Uma onda de justiça pelas próprias mãos tomou conta das ruas de Lagos de Moreno, no estado de Jalisco, no México, com a aparição de um misterioso vigilante que a população e a imprensa local apelidaram de “Batman Mexicano”. O personagem, que virou o pesadelo dos criminosos locais, também se tornou um dos novos alvos prioritários das autoridades [1][3].

O caçador de crimes age de forma sistemática: intercepta suspeitos de roubo de motocicletas e, ao invés de chamar a polícia, utiliza rolos de fita adesiva de alta resistência para imobilizar os indivíduos, deixando-os completamente indefesos e amarrados a postes de iluminação pública [1][2]. Mais do que apenas capturar, o vigilante busca a humilhação visual dos suspeitos como assinatura de suas ações [1].
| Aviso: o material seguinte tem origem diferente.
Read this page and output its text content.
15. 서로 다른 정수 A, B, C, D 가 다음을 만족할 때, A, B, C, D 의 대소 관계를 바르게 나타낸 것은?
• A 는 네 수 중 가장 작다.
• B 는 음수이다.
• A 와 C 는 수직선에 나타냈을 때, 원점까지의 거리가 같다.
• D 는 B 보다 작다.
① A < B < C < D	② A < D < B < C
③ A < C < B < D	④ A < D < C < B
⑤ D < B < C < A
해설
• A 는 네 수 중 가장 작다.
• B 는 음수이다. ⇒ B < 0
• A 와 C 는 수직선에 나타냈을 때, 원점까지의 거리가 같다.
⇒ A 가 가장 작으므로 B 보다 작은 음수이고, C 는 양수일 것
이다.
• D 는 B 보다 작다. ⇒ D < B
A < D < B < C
Em um intervalo de apenas dez dias, desde 13 de junho, pelo menos cinco homens foram encontrados nessas condições [1][2]. Para expor os crimes à comunidade, o “Batman” adota táticas teatrais: deixa as motos roubadas bem na frente deles, pinta bigodes de gato em seus rostos e escreve a palavra “ratero” (ladrão) na pele dos homens, inclusive na frente com tinta [1][2]. No caso mais bizarro, dois suspeitos foram achados presos de costas um para o outro [1].

As imagens do “tribunal de rua” viralizaram após serem divulgadas pelo jornalista Luis Cárdenas, dividindo opiniões nas redes sociais entre os que apoiam a iniciativa extrema e os que a condenam [1]. Apesar do apoio velado de parte dos moradores cansados da criminalidade, a polícia do estado de Jalisco não achou graça na audácia do mascarado [1].

O Secretário de Segurança do Estado, Juan Pablo Hernández, confirmou que os homens amarrados estão sendo legalmente tratados como vítimas de agressão e cárcere privado, e a Fiscalía do Estado de Jalisco já abriu carpetas de investigação [1][2]. Até o momento, o caso segue sem desfecho: os suspeitos foram libertados pelos policiais e encaminhados para hospitais locais para tratar ferimentos leves causados pela contenção física [2].

A polícia ainda avalia se haverá abertura de inquérito contra os supostos ladrões, já que o foco principal, por enquanto, mudou de figura [2]. Nenhum suspeito de ser o vigilante foi preso, mas investigadores já monitoram dois veículos que teriam sido usados nos “resgates” do herói anônimo [2]. Enquanto a polícia tenta descobrir a identidade por trás da fita adesiva, Lagos de Moreno se pergunta onde o “morcego da noite” atacará em seguida [1][3].

As autoridades também alertam que, ao contrário da narrativa de um justiciero solitário, esses casos poderiam estar relacionados a um grupo criminal que opera na zona [2].